Mandi, Nov 22 (IANS): Researchers at the Indian Institute of Technology (IIT) Mandi have discovered an important biomolecular mechanism for the formation of protein clusters or aggregates that are often seen in Alzheimer's disease.

Alzheimer's is the most common form of dementia that slowly destroys memory and other important mental functions.

The team, which also included researchers from the University of Cambridge, UK, and University of South Florida in the US, showed that signal peptide of the Amyloid Precursor Protein (APP) can combine with other peptides to form misfolded aggregates like Amyloid beta peptide that deposit outside of cells and cause diseases.

Signal peptides act as a postal address for the proteins inside the cell. While proteins are essential for virtually every process within the cell, their disturbed functions due to aggregation and/or misfolding can result in harmful effects. There are more than 50 diseases that are associated with protein aggregation/misfolding.

Alzheimer's, for example, is linked with the deposition of misfolded peptides called Amyloid beta peptide in the spaces between nerve cells.

But till now, it was unknown that signal peptide of APP also have the tendency to form disease-causing aggregates.

"In Amyloid precursor protein, so far only Aß region was known to form toxic aggregates. Here, we discovered that Signal peptide of Amyloid precursor protein not only forms cell-killing aggregates but also enhances the aggregation of Amyloid beta peptide peptide, under in-vitro conditions," said lead researcher Dr. Rajanish Giri, Associate Professor, at IIT-Mandi's School of Basic Sciences.

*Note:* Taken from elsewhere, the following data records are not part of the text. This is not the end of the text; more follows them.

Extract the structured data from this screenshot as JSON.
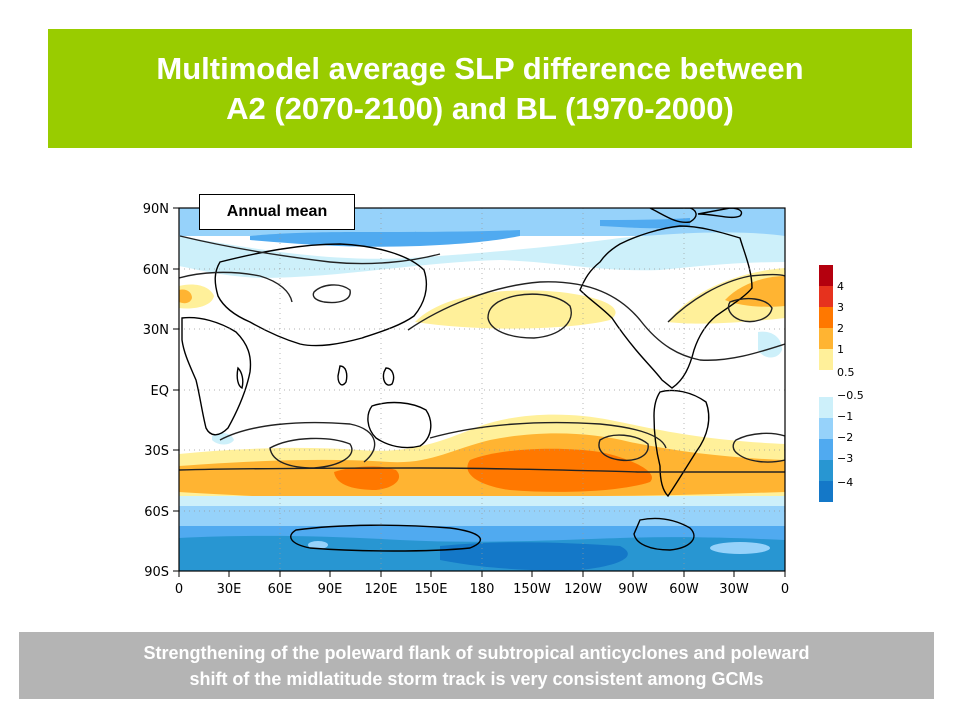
{
  "title": {
    "line1": "Multimodel average SLP difference between",
    "line2": "A2 (2070-2100) and BL (1970-2000)"
  },
  "map": {
    "panel_label": "Annual mean",
    "lat_ticks": [
      "90N",
      "60N",
      "30N",
      "EQ",
      "30S",
      "60S",
      "90S"
    ],
    "lon_ticks": [
      "0",
      "30E",
      "60E",
      "90E",
      "120E",
      "150E",
      "180",
      "150W",
      "120W",
      "90W",
      "60W",
      "30W",
      "0"
    ]
  },
  "colorbar": {
    "labels": [
      "4",
      "3",
      "2",
      "1",
      "0.5",
      "−0.5",
      "−1",
      "−2",
      "−3",
      "−4"
    ],
    "colors": {
      "pos4": "#b4000e",
      "pos3": "#e6321e",
      "pos2": "#ff7800",
      "pos1": "#ffb432",
      "pos05": "#fff09a",
      "neg05": "#cdf0fa",
      "neg1": "#96d2fa",
      "neg2": "#50aaf0",
      "neg3": "#2896d2",
      "neg4": "#1478c8"
    }
  },
  "caption": {
    "line1": "Strengthening of the poleward flank of subtropical anticyclones and poleward",
    "line2": "shift of the midlatitude storm track is very consistent among GCMs"
  }
}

In the study, published in the journal Cell Reports Physical Science, Giri noted that usually, as the protein reaches to its destination, the signal peptides are cut off from the proteins and often degraded by the cellular machinery.

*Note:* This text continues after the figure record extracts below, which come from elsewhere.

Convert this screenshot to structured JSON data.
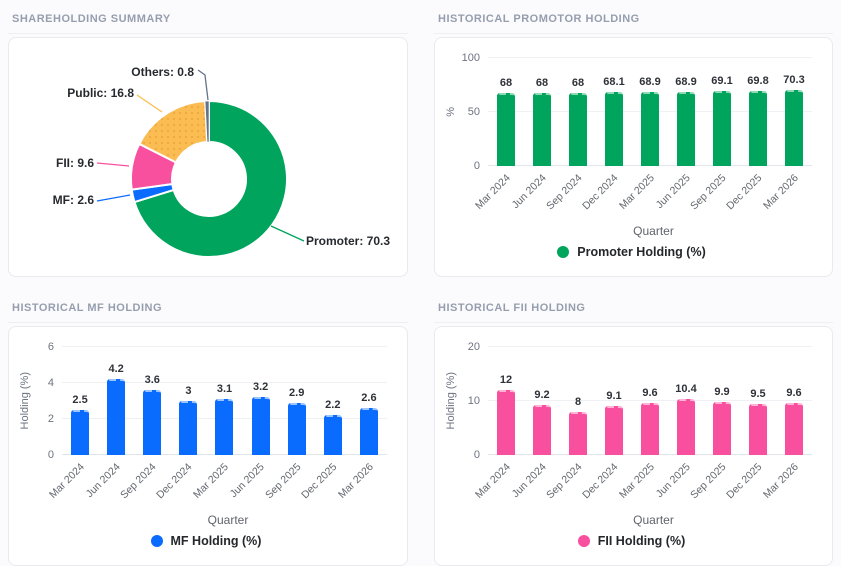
{
  "sections": {
    "summary_title": "SHAREHOLDING SUMMARY",
    "promoter_title": "HISTORICAL PROMOTOR HOLDING",
    "mf_title": "HISTORICAL MF HOLDING",
    "fii_title": "HISTORICAL FII HOLDING"
  },
  "chart_data": [
    {
      "type": "pie",
      "title": "SHAREHOLDING SUMMARY",
      "labels": [
        "Promoter",
        "MF",
        "FII",
        "Public",
        "Others"
      ],
      "values": [
        70.3,
        2.6,
        9.6,
        16.8,
        0.8
      ],
      "colors": [
        "#00a45c",
        "#0a6cff",
        "#f8509e",
        "#fbbd52",
        "#64748b"
      ],
      "pattern_fill": [
        false,
        false,
        false,
        true,
        false
      ],
      "donut": true,
      "label_format": "name: value",
      "start_angle_top": true,
      "clockwise": true
    },
    {
      "type": "bar",
      "title": "HISTORICAL PROMOTOR HOLDING",
      "categories": [
        "Mar 2024",
        "Jun 2024",
        "Sep 2024",
        "Dec 2024",
        "Mar 2025",
        "Jun 2025",
        "Sep 2025",
        "Dec 2025",
        "Mar 2026"
      ],
      "values": [
        68,
        68,
        68,
        68.1,
        68.9,
        68.9,
        69.1,
        69.8,
        70.3
      ],
      "xlabel": "Quarter",
      "ylabel": "%",
      "ylim": [
        0,
        100
      ],
      "yticks": [
        0,
        50,
        100
      ],
      "legend": "Promoter Holding (%)",
      "legend_position": "bottom",
      "grid": true,
      "color": "#00a45c",
      "color_light": "#8ed9b6"
    },
    {
      "type": "bar",
      "title": "HISTORICAL MF HOLDING",
      "categories": [
        "Mar 2024",
        "Jun 2024",
        "Sep 2024",
        "Dec 2024",
        "Mar 2025",
        "Jun 2025",
        "Sep 2025",
        "Dec 2025",
        "Mar 2026"
      ],
      "values": [
        2.5,
        4.2,
        3.6,
        3,
        3.1,
        3.2,
        2.9,
        2.2,
        2.6
      ],
      "xlabel": "Quarter",
      "ylabel": "Holding (%)",
      "ylim": [
        0,
        6
      ],
      "yticks": [
        0,
        2,
        4,
        6
      ],
      "legend": "MF Holding (%)",
      "legend_position": "bottom",
      "grid": true,
      "color": "#0a6cff",
      "color_light": "#9cc4ff"
    },
    {
      "type": "bar",
      "title": "HISTORICAL FII HOLDING",
      "categories": [
        "Mar 2024",
        "Jun 2024",
        "Sep 2024",
        "Dec 2024",
        "Mar 2025",
        "Jun 2025",
        "Sep 2025",
        "Dec 2025",
        "Mar 2026"
      ],
      "values": [
        12,
        9.2,
        8,
        9.1,
        9.6,
        10.4,
        9.9,
        9.5,
        9.6
      ],
      "xlabel": "Quarter",
      "ylabel": "Holding (%)",
      "ylim": [
        0,
        20
      ],
      "yticks": [
        0,
        10,
        20
      ],
      "legend": "FII Holding (%)",
      "legend_position": "bottom",
      "grid": true,
      "color": "#f8509e",
      "color_light": "#ffb4d6"
    }
  ]
}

To understand, the team studied the aggregation pattern of a signal peptide of the APP, which after being cut-off is called APP1-17SP.

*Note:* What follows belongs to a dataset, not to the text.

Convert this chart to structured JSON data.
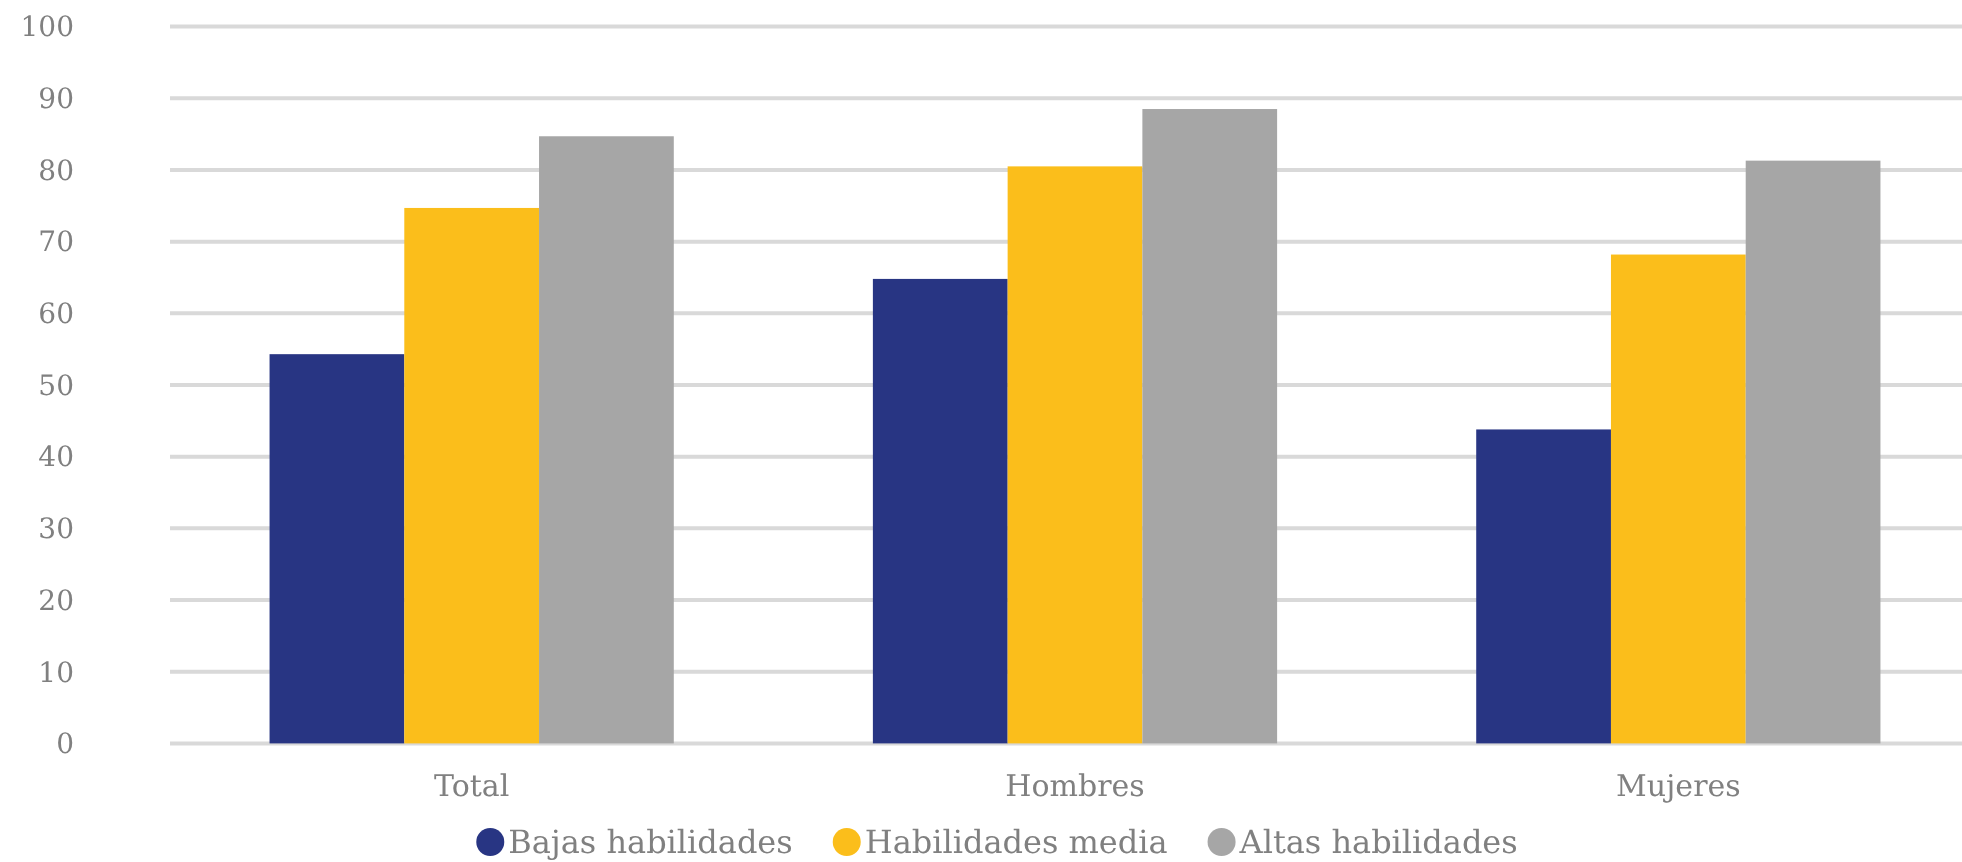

They found that APP1-17SP associates with Alzheimer's disease-associated peptide Amyloid beta peptide and forms aggregates with higher toxicity.

The team performed experiments on the APP1-17SP using dye-based assays and found that APP1-17SP can bind to these aggregate-tracking dyes. Similar experiments of APP1-17SP with Amyloid beta peptide peptide also led to the formation of characteristic fibrillar aggregates. In fact, the Amyloid beta peptide-APP1-17SP mixture displayed higher cytotoxicity compared with Amyloid beta peptide and APP1-17SP separately.

"This is the first report on an aggregation of signal peptides in isolation" said Giri. "Our study shows a possible link between signal peptide aggregation and Alzheimer's Amyloid beta peptide peptide aggregation."

"This study will help in future research that could provide relation of other signal peptides to disease pathogenesis," he noted.